JudikaturDSB

K121.123/0007-DSK/2006 – Datenschutzkommission Entscheidung

Entscheidung
09. Juni 2006

Text

[Anmerkung Bearbeiter: Namen (Firmen), (Internet )Adressen, Aktenzahlen (und dergleichen), Rechtsformen und Produktbezeichnungen etc. sowie deren Initialen und Abkürzungen können aus Anonymisierungsgründen abgekürzt und/oder verändert sein.]

B E S C H E I D

Die Datenschutzkommission hat unter dem Vorsitz von Dr. SPENLING und in Anwesenheit der Mitglieder Dr. BLAHA, Dr. KOTSCHY, Mag. PREISS, Mag. MAITZ-STRASSNIG und Dr. STAUDIGL sowie des Schriftführers Dr. KÖNIG in ihrer Sitzung vom 9. Juni 2006 folgenden Beschluss gefasst:

S p r u c h

Über die Beschwerde des Dr. Siegmund U*** aus N*** (Beschwerdeführer) gegen das Bundesministerium für Inneres (BMI, Beschwerdegegner) vom 24. November 2005 wegen Verletzung im Recht auf Geheimhaltung personenbezogener Daten durch 1. Auswertung von am 12. November 2003 anlässlich einer gerichtlich angeordneten Hausdurchsuchung beschlagnahmten Unterlagen betreffend Bankunterlagen der PSK in einem Bericht vom 8. Jänner 2004 (Punkt

24.2 Ordner schwarz/grau Aufschrift: Fonds, Registerkarte grün – Aufschrift: PSK) und 2. Übermittlung dieser Daten an die Abteilung I/1 (Personalabteilung des Beschwerdegegners), wird gemäß §§ 1 Abs. 5, 4 Z. 12, 7, 8 und 31 Abs. 2 Datenschutzgesetz 2000 (DSG 2000), BGBl I Nr 165/1999 idF BGBl I Nr 13/2005, sowie § 143 Abs. 1 Strafprozessordnung 1975 (StPO), BGBl. Nr. 631/1975 idF BGBl. I Nr. 136/2004, wie folgt entschieden:

1.Die Beschwerde wird hinsichtlich des Punktes 1.

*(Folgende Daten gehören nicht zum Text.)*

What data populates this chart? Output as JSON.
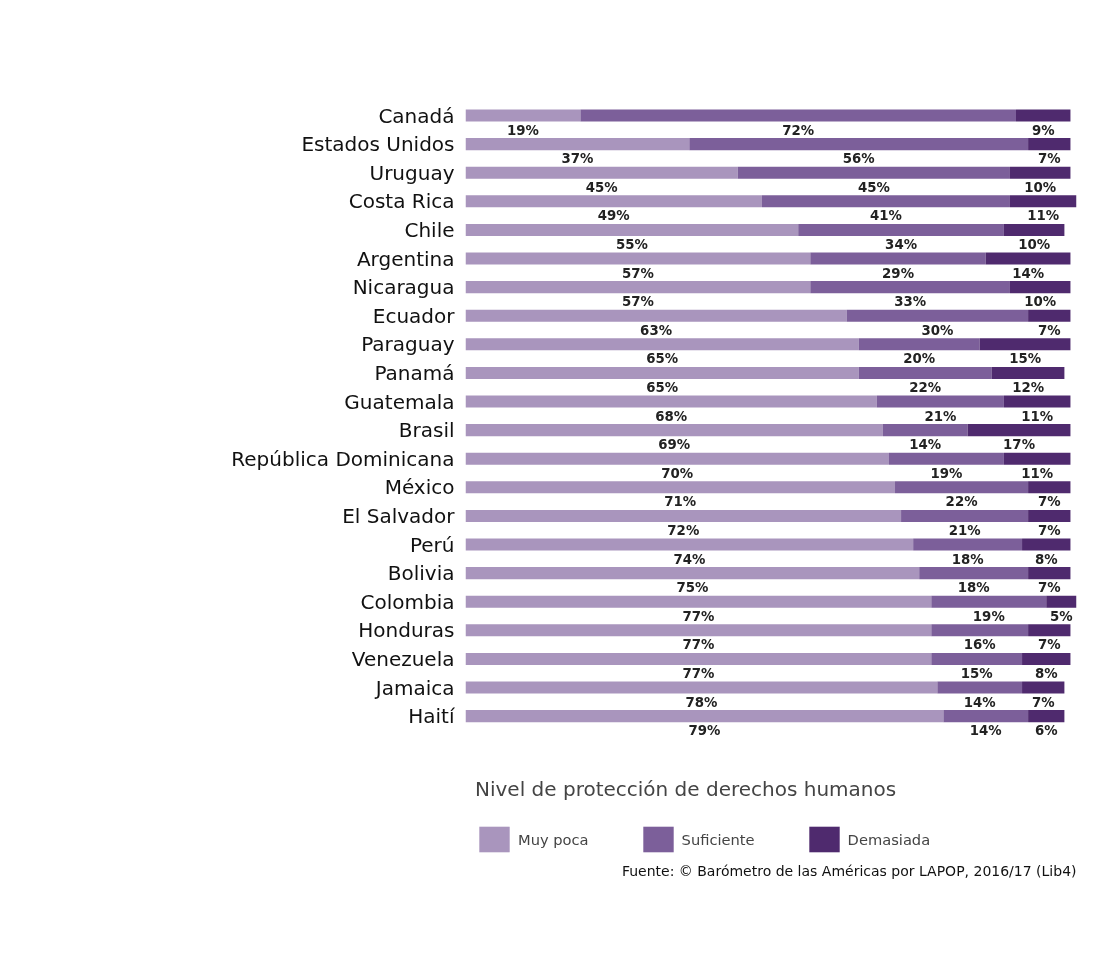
{
  "chart_data": {
    "type": "bar",
    "orientation": "horizontal",
    "stacked": true,
    "tick_labels": "y",
    "grid": false,
    "legend": "bottom",
    "legend_title": "Nivel de protección de derechos humanos",
    "categories": [
      "Canadá",
      "Estados Unidos",
      "Uruguay",
      "Costa Rica",
      "Chile",
      "Argentina",
      "Nicaragua",
      "Ecuador",
      "Paraguay",
      "Panamá",
      "Guatemala",
      "Brasil",
      "República Dominicana",
      "México",
      "El Salvador",
      "Perú",
      "Bolivia",
      "Colombia",
      "Honduras",
      "Venezuela",
      "Jamaica",
      "Haití"
    ],
    "series": [
      {
        "name": "Muy poca",
        "color": "#a995bd",
        "values": [
          19,
          37,
          45,
          49,
          55,
          57,
          57,
          63,
          65,
          65,
          68,
          69,
          70,
          71,
          72,
          74,
          75,
          77,
          77,
          77,
          78,
          79
        ],
        "value_labels": [
          "19%",
          "37%",
          "45%",
          "49%",
          "55%",
          "57%",
          "57%",
          "63%",
          "65%",
          "65%",
          "68%",
          "69%",
          "70%",
          "71%",
          "72%",
          "74%",
          "75%",
          "77%",
          "77%",
          "77%",
          "78%",
          "79%"
        ]
      },
      {
        "name": "Suficiente",
        "color": "#7c5f9a",
        "values": [
          72,
          56,
          45,
          41,
          34,
          29,
          33,
          30,
          20,
          22,
          21,
          14,
          19,
          22,
          21,
          18,
          18,
          19,
          16,
          15,
          14,
          14
        ],
        "value_labels": [
          "72%",
          "56%",
          "45%",
          "41%",
          "34%",
          "29%",
          "33%",
          "30%",
          "20%",
          "22%",
          "21%",
          "14%",
          "19%",
          "22%",
          "21%",
          "18%",
          "18%",
          "19%",
          "16%",
          "15%",
          "14%",
          "14%"
        ]
      },
      {
        "name": "Demasiada",
        "color": "#4f2a6e",
        "values": [
          9,
          7,
          10,
          11,
          10,
          14,
          10,
          7,
          15,
          12,
          11,
          17,
          11,
          7,
          7,
          8,
          7,
          5,
          7,
          8,
          7,
          6
        ],
        "value_labels": [
          "9%",
          "7%",
          "10%",
          "11%",
          "10%",
          "14%",
          "10%",
          "7%",
          "15%",
          "12%",
          "11%",
          "17%",
          "11%",
          "7%",
          "7%",
          "8%",
          "7%",
          "5%",
          "7%",
          "8%",
          "7%",
          "6%"
        ]
      }
    ],
    "annotations": [
      "Fuente: © Barómetro de las Américas por LAPOP, 2016/17 (Lib4)"
    ]
  }
}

(Auswertung der beschlagnahmten Unterlagen) zurückgewiesen.

2.Der Beschwerde wird hinsichtlich des Punktes 2.

stattgegeben und festgestellt, dass der Beschwerdegegner durch die Übermittlung der im Punkt 24.2. des Berichts vom 8. Jänner 2004, Zl. 85***0/6**-BIA/03, enthaltenen Daten an die Abteilung I/1 im Bundesministerium für Inneres

den Beschwerdeführer in seinem Recht auf

Geheimhaltung schutzwürdiger personenbezogener

Daten verletzt hat.

B e g r ü n d u n g

A) Verfahrensgang und Vorbringen der Beteiligten

Der Beschwerdeführer wandte sich mit Schreiben vom 26. Oktober 2005 an die Datenschutzkommission und brachte vor, der Beschwerdegegner hätte im Zuge einer gerichtlichen Hausdurchsuchung beim Beschwerdeführer am 12. November 2003 sichergestellte Unterlagen ohne richterlichen Auftrag ausgewertet und darüber am 8. Jänner 2004 einen Bericht verfasst, in dessen Punkt 24.2 Details zu verschiedenen Konten, Sparplänen sowie Wertpapierdepots bei der Österreichischen Postsparkasse AG (kurz. PSK) genannt worden seien. (Die Erwähnung des Ordners schwarz/grün, Aufschrift: Fonds; im beschwerdegegenständlichen „Bericht“ war Gegenstand einer eigenen Beschwerde – vgl. GZ 121.110). Diese Auswertung sei ohne Deckung durch den richterlichen Hausdurchsuchungs- und Beschlagnahmebefehl sowie ohne konkreten Auftrag der Staatsanwaltschaft erfolgt und stelle damit eine „rechtsgrundlose Datenermittlung“ dar. Weiters sei der entsprechende Bericht an das „Personalbüro“ im BMI übermittelt worden. Dies habe er anlässlich einer Akteneinsicht am 9. Mai 2005 erstmals erfahren.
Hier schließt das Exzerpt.